Tout comme 1993, l’autre temps fort de cette édition. Fruit de la collaboration entre le metteur en scène Julien Gosselin (2666, Les Particules élémentaires) et l’écrivain Aurélien Bellanger (L’Aménagement du territoire) cette pièce chorale mêle chants, danse, vidéos et Eurodance. Elle narre les promesses trahies du Vieux Continent à travers la construction de deux de ses tunnels : celui de la Manche et celui du Cern, l’accélérateur à particules situé à la frontière franco-suisse. « Soit deux modèles qui symbolisaient le progrès technologique d’une Europe mondialisée, où les flux de personnes et de marchandises pouvaient circuler librement… Le spectacle confronte cet idéal avec la situation actuelle à Calais, où l’on est passé d’un pont entre plusieurs pays à un entonnoir où s’échouent les réfugiés… »
La danse de l’espoir
Pour autant, il y a encore des raisons d’espérer, en allant voir ce qui se trame ailleurs dans le monde, à Taïwan par exemple, « terre d’accueil pour nombre de communautés asiatiques, où les migrations sont perçues comme un phénomène d’enrichissement de la société ». Comme le montre la chorégraphie de River Lin, 20 min for The 20 century, but asian, dans laquelle il revisite l’histoire de la danse en Asie en moins de 20 minutes, interrogeant son héritage et sa diversité. Une question de point de vue…

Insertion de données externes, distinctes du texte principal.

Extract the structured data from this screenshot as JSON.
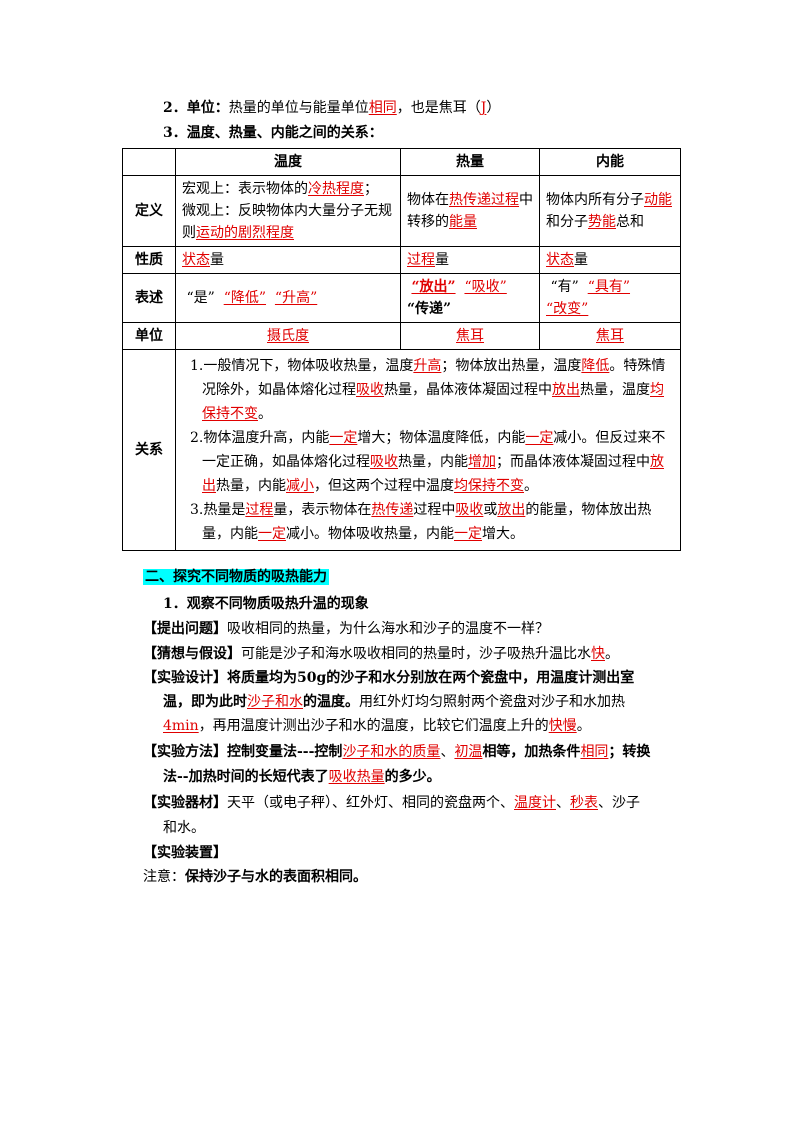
{
  "s2": {
    "pre": "2．",
    "b": "单位：",
    "t1": "热量的单位与能量单位",
    "u1": "相同",
    "t2": "，也是焦耳（",
    "u2": "J",
    "t3": "）"
  },
  "s3": {
    "title": "3．温度、热量、内能之间的关系："
  },
  "table": {
    "headers": [
      "",
      "温度",
      "热量",
      "内能"
    ],
    "rows": {
      "dingyi": {
        "label": "定义",
        "t_a": "宏观上：表示物体的",
        "t_u1": "冷热程度",
        "t_b": "；",
        "t_c": "微观上：反映物体内大量分子无规则",
        "t_u2": "运动的剧烈程度",
        "h_a": "物体在",
        "h_u1": "热传递过程",
        "h_b": "中转移的",
        "h_u2": "能量",
        "n_a": "物体内所有分子",
        "n_u1": "动能",
        "n_b": "和分子",
        "n_u2": "势能",
        "n_c": "总和"
      },
      "xingzhi": {
        "label": "性质",
        "t_u": "状态",
        "t_s": "量",
        "h_u": "过程",
        "h_s": "量",
        "n_u": "状态",
        "n_s": "量"
      },
      "biaoshu": {
        "label": "表述",
        "t_a": "“是”",
        "t_u1": "“降低”",
        "t_u2": "“升高”",
        "h_u1": "“放出”",
        "h_u2": "“吸收”",
        "h_b": "“传递”",
        "n_a": "“有”",
        "n_u1": "“具有”",
        "n_u2": "“改变”"
      },
      "danwei": {
        "label": "单位",
        "t_u": "摄氏度",
        "h_u": "焦耳",
        "n_u": "焦耳"
      },
      "guanxi": {
        "label": "关系",
        "p1": {
          "a": "1.一般情况下，物体吸收热量，温度",
          "u1": "升高",
          "b": "；物体放出热量，温度",
          "u2": "降低",
          "c": "。特殊情况除外，如晶体熔化过程",
          "u3": "吸收",
          "d": "热量，晶体液体凝固过程中",
          "u4": "放出",
          "e": "热量，温度",
          "u5": "均保持不变",
          "f": "。"
        },
        "p2": {
          "a": "2.物体温度升高，内能",
          "u1": "一定",
          "b": "增大；物体温度降低，内能",
          "u2": "一定",
          "c": "减小。但反过来不一定正确，如晶体熔化过程",
          "u3": "吸收",
          "d": "热量，内能",
          "u4": "增加",
          "e": "；而晶体液体凝固过程中",
          "u5": "放出",
          "f": "热量，内能",
          "u6": "减小",
          "g": "，但这两个过程中温度",
          "u7": "均保持不变",
          "h": "。"
        },
        "p3": {
          "a": "3.热量是",
          "u1": "过程",
          "b": "量，表示物体在",
          "u2": "热传递",
          "c": "过程中",
          "u3": "吸收",
          "d": "或",
          "u4": "放出",
          "e": "的能量，物体放出热量，内能",
          "u5": "一定",
          "f": "减小。物体吸收热量，内能",
          "u6": "一定",
          "g": "增大。"
        }
      }
    }
  },
  "sec2": {
    "title": "二、探究不同物质的吸热能力"
  },
  "sub1": {
    "title": "1．观察不同物质吸热升温的现象"
  },
  "q": {
    "tag": "【提出问题】",
    "text": "吸收相同的热量，为什么海水和沙子的温度不一样？"
  },
  "g": {
    "tag": "【猜想与假设】",
    "text": "可能是沙子和海水吸收相同的热量时，沙子吸热升温比水",
    "u": "快",
    "end": "。"
  },
  "d": {
    "tag": "【实验设计】",
    "b1": "将质量均为50g的沙子和水分别放在两个瓷盘中，用温度计测出室",
    "b2": "温，即为此时",
    "u1": "沙子和水",
    "b3": "的温度。",
    "t1": "用红外灯均匀照射两个瓷盘对沙子和水加热",
    "u2": "4min",
    "t2": "，再用温度计测出沙子和水的温度，比较它们温度上升的",
    "u3": "快慢",
    "t3": "。"
  },
  "m": {
    "tag": "【实验方法】",
    "b1": "控制变量法---控制",
    "u1": "沙子和水的质量",
    "s1": "、",
    "u2": "初温",
    "b2": "相等，加热条件",
    "u3": "相同",
    "b3": "；转换",
    "b4": "法--加热时间的长短代表了",
    "u4": "吸收热量",
    "b5": "的多少。"
  },
  "e": {
    "tag": "【实验器材】",
    "t1": "天平（或电子秤）、红外灯、相同的瓷盘两个、",
    "u1": "温度计",
    "s1": "、",
    "u2": "秒表",
    "t2": "、沙子",
    "t3": "和水。"
  },
  "z": {
    "tag": "【实验装置】"
  },
  "note": {
    "pre": "注意：",
    "b": "保持沙子与水的表面积相同。"
  }
}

Programme : Rencontre avec l’Agence Nationale de la Recherche : les migrations, Félix Jousserand et Christophe Piret : Barbaresques. Ne sors plus de chez toi, film de Gianfranco Rosi : Fuocoammare (15.03) // River Lin : 20 min for the 20 century, but asian, Su Wen-Chi: W.A.VE., Yan Duyvendak & Omar Ghayatt : Still in paradise (15 & 16.03) // Tania El Khoury : As far as my fingertips take me, Mokhallad Rasem : Chercheurs d’âme, Guy Cassiers : La Petit fille de Monsieur Linh, exposition de Julien Saison : Ceux qui passent, ceux qui restent : le campement de Norrent-Fontes (15 > 17.03) // Rencontre avec L’Amicale de Production, Lin Yu-Ju : Sponge, Frédéric Dumond : Cela, quelle langue, concert de Luna Lost (16.03) // Gurshad Shaheman : Pourama Pourama, Julien Gosselin & Aurélien Bellanger : 1993 (16 & 17.03) // Table ronde : langues et migrations : isolement ou rayonnement ?, Tony Chakar : On possibilities : unlearning, undoing, Fouad Yammine & Abdel Rahem Alawji : Everything you ever wanted to know about the Middlewest and were not too embarrassed to ask, concert des Frères Tatane (17.03)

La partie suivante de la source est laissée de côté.